Lithuania’s culture of violence and social exclusion
During the police press conference on February 6, Deputy Police Commissioner Edvardas Šileris said Lithuanians “should drink less” when asked what could help solve the problem of murders.
According to the VU criminologist Šupa, murders committed at home “do not pose a direct threat to the public,” but are “often connected with alcohol [abuse], as 70 percent of murders were committed under the influence of alcohol”. This shows “a culture of violence [that is] a problem common in the whole post-Soviet [sphere]”.
“In countries where alcohol is used in public – in cafes, bars, other spaces – there is more social control, more safeguards, other people that can notice a conflict situation and intervene before something happens.”
Meanwhile, closing oneself up in domestic environments is common in post-Soviet countries, she said.
Crime often results from social exclusion, many of the accused tend to have only school-level education, some have committed other crimes before, and at least 40 percent have previously been imprisoned, added Šupa.
“And it’s again a question for us, the society – is there really no direct danger to people in the streets, does it mean that everything is alright?”
Official but inconsistent data
In a Facebook post, political scientists Mažvydas Jastramskis has criticised the ranking of cities based on statistics from a single year. He said he made several calculations himself which, depending on criteria, completely change the “deadliest” list.

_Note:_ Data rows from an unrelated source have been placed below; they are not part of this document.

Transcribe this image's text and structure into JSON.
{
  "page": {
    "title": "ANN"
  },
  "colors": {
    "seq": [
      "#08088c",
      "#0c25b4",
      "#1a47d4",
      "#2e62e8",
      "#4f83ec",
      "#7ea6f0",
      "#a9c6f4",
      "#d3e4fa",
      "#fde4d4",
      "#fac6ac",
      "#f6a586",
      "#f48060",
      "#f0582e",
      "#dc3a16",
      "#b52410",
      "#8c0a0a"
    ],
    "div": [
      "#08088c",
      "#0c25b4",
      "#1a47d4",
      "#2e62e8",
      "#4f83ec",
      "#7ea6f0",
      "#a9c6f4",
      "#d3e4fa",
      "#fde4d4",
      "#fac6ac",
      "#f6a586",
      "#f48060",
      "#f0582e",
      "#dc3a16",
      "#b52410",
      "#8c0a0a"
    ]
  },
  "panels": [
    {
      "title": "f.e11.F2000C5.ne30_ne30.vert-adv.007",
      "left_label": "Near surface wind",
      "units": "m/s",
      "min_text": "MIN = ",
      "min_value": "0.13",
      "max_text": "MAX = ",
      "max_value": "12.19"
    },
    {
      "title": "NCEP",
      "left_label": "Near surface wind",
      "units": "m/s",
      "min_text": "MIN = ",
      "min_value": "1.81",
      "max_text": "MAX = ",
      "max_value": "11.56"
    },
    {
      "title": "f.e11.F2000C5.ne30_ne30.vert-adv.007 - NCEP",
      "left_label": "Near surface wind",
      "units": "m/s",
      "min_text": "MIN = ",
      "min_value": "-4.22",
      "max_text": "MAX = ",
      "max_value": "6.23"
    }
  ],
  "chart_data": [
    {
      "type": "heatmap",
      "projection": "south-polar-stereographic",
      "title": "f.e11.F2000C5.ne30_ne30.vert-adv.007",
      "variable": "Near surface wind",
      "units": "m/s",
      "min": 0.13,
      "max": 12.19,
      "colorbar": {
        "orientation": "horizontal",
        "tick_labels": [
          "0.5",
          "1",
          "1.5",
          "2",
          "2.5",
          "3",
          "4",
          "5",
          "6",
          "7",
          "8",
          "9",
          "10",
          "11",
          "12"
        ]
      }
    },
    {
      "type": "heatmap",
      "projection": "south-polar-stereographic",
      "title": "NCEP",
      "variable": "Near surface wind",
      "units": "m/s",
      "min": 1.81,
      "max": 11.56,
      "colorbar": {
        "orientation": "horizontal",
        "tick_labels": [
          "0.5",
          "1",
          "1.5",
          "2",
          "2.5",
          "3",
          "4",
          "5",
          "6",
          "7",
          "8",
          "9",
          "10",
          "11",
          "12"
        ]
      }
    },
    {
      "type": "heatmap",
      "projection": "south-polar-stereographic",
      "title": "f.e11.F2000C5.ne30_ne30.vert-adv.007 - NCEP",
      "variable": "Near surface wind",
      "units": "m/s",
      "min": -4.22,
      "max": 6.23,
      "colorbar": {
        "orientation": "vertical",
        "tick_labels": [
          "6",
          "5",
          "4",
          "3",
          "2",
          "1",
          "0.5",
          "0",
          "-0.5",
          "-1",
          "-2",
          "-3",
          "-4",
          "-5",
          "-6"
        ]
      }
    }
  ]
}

“One of the statistics’ […] principles is that you cannot take one measure and present it as if it reflects the entirety,” he wrote.
Jastramskis proceeded to use the UN database to take data from 2011 through 2016, which showed statistics from cities in “almost all European nations, except Kyiv and Dublin”.
The information surprised Jastamskis.
“For example, the deadliest European city isn’t Moscow or Kaunas, but Cahul” in Moldova, he wrote.
When he adjusted the filter to include cities with at least two data entries, the top 10 he got were “Bijelo Polje (Montenegro), Kasnodar (Russia), Prešov (Slovakia), Klaipėda, Kaunas, Vilnius (Lithuania), Moscow (Russia), Riga (Latvia), Liepāja (Latvija), Schaan (Lichtenstein),” according to Jastamskis.
When measuring statistics per 100,000 people, all it takes is for one small town to have a single murder for the statistics to inflate, he wrote.
“This happened with Schaan in Liechtenstein, where one banker was killed in 2014. For a town of 6,000 people this meant 16.9 murders per 100,000 people.”
Comments on social media also pointed to the fact that the quoted statistics are from 2016 and are therefore outdated.
According to Statistics Lithuania, the number of murders in the country have been steadily decreasing for a long time.
The UN report does not rank cities, but profile different countries based on regional and year-frame filters.
“The United Nations Office on Drugs and Crime seeks to shed light on different phenomena, from lethal gang violence and the role of firearms to links with inequalities and gender-related killings, and in this way support targeted action,” Yury Fedotov, head of the UN Office on Drugs and Crime, is quoted in the report.
“I hope that the research and analysis contained in the study are used in this spirit – not to designate “murder capitals” but to learn, understand and strengthen prevention.” The report did not analyse statistics of different cities, which can only be found in a separate UN database.
Fox News ended up using the statistics differently than intended by the UN and presented them as a rating of “deadliest” cities, contrary to what the report aimed to do.
Although Lithuania definitely stands out among EU member states with a high number of murders, it isn’t accurate to say that the country’s cities are unsafe or “deadly”, as Fox News claimed. Based on Lithuania’s crime statistics, most murders happen in domestic environments and not in the pubic. Critics said it was wrong to analyse the UN data in the way Fox News did, basing the story on a single criterion of murders per 100,000 inhabitants. Experts, however, said that although the data was inconsistent, it still showed problems arising from social exclusion.